C’est une autre tournure que risque de prendre l’affaire Habré, car les avocats des victimes sont appelés à produire les preuves qui attestent du crime sexuel avancé par certaines de leurs clientes. Parce que ces nouvelles accusations n’ont pas été soulevées durant l’instruction.

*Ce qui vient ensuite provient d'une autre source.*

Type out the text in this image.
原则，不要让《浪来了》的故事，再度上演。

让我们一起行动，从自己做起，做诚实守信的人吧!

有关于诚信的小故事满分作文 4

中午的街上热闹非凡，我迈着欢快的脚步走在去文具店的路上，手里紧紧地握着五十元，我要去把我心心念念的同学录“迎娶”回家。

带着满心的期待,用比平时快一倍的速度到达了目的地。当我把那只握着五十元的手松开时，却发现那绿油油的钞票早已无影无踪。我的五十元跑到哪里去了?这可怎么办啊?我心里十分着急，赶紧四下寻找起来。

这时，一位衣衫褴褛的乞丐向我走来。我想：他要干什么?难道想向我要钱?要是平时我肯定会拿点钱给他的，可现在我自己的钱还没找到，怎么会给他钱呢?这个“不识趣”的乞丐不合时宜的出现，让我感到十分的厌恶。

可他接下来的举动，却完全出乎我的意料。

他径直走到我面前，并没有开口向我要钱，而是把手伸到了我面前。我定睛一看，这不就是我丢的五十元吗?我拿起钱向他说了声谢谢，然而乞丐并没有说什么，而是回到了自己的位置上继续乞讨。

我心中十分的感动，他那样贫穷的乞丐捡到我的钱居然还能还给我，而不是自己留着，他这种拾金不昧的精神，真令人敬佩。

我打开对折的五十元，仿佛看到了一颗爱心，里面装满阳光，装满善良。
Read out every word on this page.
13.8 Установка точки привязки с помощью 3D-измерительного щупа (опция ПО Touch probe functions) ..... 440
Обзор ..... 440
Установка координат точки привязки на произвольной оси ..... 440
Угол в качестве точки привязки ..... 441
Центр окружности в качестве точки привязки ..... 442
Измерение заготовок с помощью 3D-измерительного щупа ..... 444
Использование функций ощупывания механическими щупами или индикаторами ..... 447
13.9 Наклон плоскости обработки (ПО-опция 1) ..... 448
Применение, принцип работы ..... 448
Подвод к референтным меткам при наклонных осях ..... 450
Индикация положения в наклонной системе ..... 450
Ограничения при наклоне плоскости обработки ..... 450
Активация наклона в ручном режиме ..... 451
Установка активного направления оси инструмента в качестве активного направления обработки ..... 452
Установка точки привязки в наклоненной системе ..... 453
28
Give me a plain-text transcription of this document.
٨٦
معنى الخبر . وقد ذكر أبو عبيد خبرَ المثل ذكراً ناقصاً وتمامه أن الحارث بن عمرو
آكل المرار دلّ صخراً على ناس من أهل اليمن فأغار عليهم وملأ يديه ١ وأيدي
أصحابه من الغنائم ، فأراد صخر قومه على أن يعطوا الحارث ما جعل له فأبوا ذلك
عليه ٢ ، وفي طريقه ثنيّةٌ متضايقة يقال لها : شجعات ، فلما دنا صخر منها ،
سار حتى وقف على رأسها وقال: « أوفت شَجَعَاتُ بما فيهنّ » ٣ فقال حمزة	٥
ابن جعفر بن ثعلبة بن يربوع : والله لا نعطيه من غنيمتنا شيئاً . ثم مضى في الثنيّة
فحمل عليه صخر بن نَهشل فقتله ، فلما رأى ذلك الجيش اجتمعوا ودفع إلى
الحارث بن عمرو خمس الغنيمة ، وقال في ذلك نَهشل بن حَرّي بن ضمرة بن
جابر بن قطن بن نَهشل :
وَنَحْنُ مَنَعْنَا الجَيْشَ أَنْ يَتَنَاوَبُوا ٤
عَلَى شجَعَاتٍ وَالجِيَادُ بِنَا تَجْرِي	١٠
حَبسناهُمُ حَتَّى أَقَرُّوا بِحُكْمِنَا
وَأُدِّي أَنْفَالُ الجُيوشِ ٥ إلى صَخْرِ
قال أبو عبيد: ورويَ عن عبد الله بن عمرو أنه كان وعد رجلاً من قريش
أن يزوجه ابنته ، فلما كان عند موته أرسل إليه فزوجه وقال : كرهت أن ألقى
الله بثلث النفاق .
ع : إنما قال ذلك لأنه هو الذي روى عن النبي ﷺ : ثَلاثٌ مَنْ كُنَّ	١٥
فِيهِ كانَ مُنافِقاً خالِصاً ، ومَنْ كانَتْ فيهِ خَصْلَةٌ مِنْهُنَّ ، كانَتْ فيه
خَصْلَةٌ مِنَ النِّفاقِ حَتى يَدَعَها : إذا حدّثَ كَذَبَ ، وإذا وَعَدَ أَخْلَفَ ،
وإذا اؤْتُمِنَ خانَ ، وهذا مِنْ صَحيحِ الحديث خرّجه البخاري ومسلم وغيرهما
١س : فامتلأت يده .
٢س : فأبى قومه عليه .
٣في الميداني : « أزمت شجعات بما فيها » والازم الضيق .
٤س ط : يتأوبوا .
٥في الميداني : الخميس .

Selon les termes de l’accusation, Hissène Habré est poursuivi pour «crimes de guerre, crimes contre l’humanité et tortures». Mais une nouvelle charge pourra être retenue contre lui, notamment celle de «crime sexuel». Cette infraction n’apparait nullement dans l’ordonnance de renvoi, car n’ayant pas été évoquée au cours de l’instruction. Elle ressort des témoignages recueillis par les juges. Plusieurs femmes qui ont défilé à la barre ont, en effet, déclaré avoir été victimes d’abus sexuel, durant leur arrestation. Il en est ainsi pour la tchadienne Khadidja. «Je ne vais rien cacher, ils ont couché avec moi. Je peux même me déshabiller. C’est une honte pour moi de le dire, une honte pour ma famille, même ici c’est une honte de le dire. Je dis la vérité et Allah le sait», a-t-elle raconté.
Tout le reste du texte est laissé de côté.